Odoo ou ERP sur mesure : comment décider ?
Ce qu’Odoo fait très bien, ce qu’il fait mal, et les questions à se poser avant de choisir entre un progiciel modulaire et un développement adapté à votre métier.
Publié le 6 septembre 2026 · Équipe SigmaGravity
01.Ce qu’Odoo fait très bien
Odoo couvre un périmètre large avec un seul outil : ventes, achats, stocks, comptabilité, projets, ressources humaines. Pour une entreprise dont les processus ressemblent à ceux de la plupart des entreprises, c’est un avantage considérable — l’essentiel existe déjà et se paramètre.
Il bénéficie aussi d’un écosystème : des intégrateurs nombreux, une communauté, des modules tiers, une documentation abondante. Vous n’êtes pas dépendant d’un seul prestataire, et c’est un argument sérieux.
Enfin, le coût d’entrée est prévisible. Les licences sont publiées, le paramétrage est chiffrable, et un déploiement standard se déroule sur des rails connus.
- Un périmètre fonctionnel très large, immédiatement disponible.
- Une communauté et plusieurs intégrateurs possibles.
- Un coût d’entrée annoncé et prévisible.
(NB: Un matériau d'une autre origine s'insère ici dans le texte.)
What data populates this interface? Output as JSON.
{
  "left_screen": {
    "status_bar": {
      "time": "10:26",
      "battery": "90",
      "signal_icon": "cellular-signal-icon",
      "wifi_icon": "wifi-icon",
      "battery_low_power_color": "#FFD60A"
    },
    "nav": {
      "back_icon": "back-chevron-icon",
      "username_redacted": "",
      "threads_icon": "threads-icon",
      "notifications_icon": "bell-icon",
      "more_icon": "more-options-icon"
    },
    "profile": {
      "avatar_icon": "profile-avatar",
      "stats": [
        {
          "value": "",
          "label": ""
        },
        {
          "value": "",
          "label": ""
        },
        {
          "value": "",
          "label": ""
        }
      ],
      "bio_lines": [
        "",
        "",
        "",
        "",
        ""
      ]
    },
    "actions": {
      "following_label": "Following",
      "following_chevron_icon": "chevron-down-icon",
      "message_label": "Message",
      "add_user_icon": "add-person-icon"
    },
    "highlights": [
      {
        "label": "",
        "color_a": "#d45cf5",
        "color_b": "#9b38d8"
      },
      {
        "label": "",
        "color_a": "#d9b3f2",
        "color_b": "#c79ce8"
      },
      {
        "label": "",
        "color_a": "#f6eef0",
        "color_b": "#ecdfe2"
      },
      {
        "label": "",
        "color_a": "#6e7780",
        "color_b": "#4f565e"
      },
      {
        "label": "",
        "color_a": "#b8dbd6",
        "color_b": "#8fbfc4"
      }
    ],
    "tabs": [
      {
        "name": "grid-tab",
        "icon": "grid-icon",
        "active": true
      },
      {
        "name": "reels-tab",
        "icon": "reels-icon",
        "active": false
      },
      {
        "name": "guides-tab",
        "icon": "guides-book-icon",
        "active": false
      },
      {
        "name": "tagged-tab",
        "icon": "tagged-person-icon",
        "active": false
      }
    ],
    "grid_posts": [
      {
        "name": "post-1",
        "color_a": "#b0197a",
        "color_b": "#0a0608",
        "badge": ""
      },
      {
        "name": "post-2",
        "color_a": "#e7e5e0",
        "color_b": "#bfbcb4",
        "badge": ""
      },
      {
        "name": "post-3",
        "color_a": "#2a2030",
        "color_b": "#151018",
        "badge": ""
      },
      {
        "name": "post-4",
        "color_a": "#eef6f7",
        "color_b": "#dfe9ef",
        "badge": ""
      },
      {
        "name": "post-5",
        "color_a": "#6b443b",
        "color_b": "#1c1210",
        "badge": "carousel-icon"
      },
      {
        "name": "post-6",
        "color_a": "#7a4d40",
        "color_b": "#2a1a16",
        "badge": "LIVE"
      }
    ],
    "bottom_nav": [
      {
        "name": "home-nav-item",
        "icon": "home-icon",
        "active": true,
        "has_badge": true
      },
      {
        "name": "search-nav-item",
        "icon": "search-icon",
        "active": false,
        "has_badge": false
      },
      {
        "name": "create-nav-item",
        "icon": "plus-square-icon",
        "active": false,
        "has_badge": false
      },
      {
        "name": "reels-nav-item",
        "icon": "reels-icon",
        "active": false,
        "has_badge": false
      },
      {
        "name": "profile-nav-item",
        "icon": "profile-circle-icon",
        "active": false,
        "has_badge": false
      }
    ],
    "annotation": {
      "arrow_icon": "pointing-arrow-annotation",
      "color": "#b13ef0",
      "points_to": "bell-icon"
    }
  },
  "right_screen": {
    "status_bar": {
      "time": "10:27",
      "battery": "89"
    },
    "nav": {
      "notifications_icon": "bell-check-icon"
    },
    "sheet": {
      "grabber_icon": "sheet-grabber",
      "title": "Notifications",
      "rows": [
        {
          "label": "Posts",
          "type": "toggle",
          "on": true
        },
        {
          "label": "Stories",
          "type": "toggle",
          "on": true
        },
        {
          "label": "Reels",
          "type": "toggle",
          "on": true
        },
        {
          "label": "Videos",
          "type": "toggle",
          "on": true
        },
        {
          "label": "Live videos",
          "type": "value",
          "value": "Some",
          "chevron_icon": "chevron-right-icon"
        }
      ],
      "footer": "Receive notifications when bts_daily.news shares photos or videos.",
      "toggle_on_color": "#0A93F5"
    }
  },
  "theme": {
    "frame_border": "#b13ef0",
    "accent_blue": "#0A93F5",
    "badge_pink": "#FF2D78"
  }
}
- Des mises à jour et des correctifs pris en charge en amont.
02.Où le coût se déplace
Le piège d’un progiciel modulaire n’est pas son prix affiché : c’est l’écart entre ce qu’il fait et ce que vous faites. Cet écart se comble par du paramétrage tant qu’il reste petit, puis par du développement spécifique, et c’est là que le budget change de nature.
Un module sur mesure greffé sur Odoo doit être maintenu à chaque montée de version. Ce qui était un développement ponctuel devient une charge annuelle, et cette charge n’apparaît sur aucun devis initial.
Le second déplacement est humain. Un progiciel impose son vocabulaire et son enchaînement d’écrans. Quand ils s’éloignent trop de votre façon de travailler, les équipes contournent — un fichier Excel réapparaît à côté, et vous payez un ERP pour tenir une partie seulement de vos données.
03.Les six questions qui tranchent
Ces questions ne demandent pas d’expertise technique. Elles se répondent en interne, et leurs réponses décident presque toujours à elles seules.
- Combien de vos processus clés fonctionnent comme ceux de vos concurrents, et combien sont votre différence ?
- Combien d’utilisateurs, et pour combien d’années ? Une licence par utilisateur se compare sur cinq ans, pas sur un.
- Que se passe-t-il si le module qui vous manque n’est maintenu par personne dans deux ans ?
- Vos équipes accepteront-elles de changer leur façon de faire, ou l’outil doit-il suivre la leur ?
- Quelle proportion du progiciel utiliserez-vous réellement ?
- Qui reprendra la maintenance si votre intégrateur cesse son activité ?
04.Une troisième voie, souvent la bonne
Le débat est posé comme un choix binaire, alors qu’il l’est rarement en pratique. Beaucoup d’entreprises gagnent à prendre une base éprouvée pour ce qui est standard, et à développer sur mesure la partie qui les distingue — en les reliant plutôt qu’en les fusionnant.
La comptabilité, les achats et la paie n’ont pas besoin d’être réinventés. En revanche, la règle de calcul de prix propre à votre secteur, le circuit de validation qui vous est imposé par un donneur d’ordre, la contrainte de traçabilité de votre activité : ce sont ces morceaux-là qui justifient un développement.
Cette découpe demande de savoir tracer la frontière, et c’est précisément le travail d’une phase de cadrage. Un prestataire qui vous répond « tout sur mesure » ou « tout progiciel » avant de connaître vos processus vend son catalogue, pas votre besoin.
05.Ce que nous répondons, et pourquoi
SigmaGravity déploie ses propres solutions et développe sur mesure. Cela pourrait suggérer que nous déconseillons systématiquement les progiciels du marché : ce serait malhonnête, et cela se verrait au premier projet.
Quand un progiciel couvre votre besoin sans contorsion, il coûte moins cher et se déploie plus vite. Nous le disons, et nous perdons parfois l’affaire — c’est le prix d’un conseil qui vaut quelque chose.
Le développement adapté se justifie sur trois situations, et sur elles seules : quand le coût par utilisateur dépasse durablement l’amortissement d’un développement, quand tordre l’outil du marché revient plus cher que construire, et quand la spécificité à informatiser est justement ce qui vous distingue.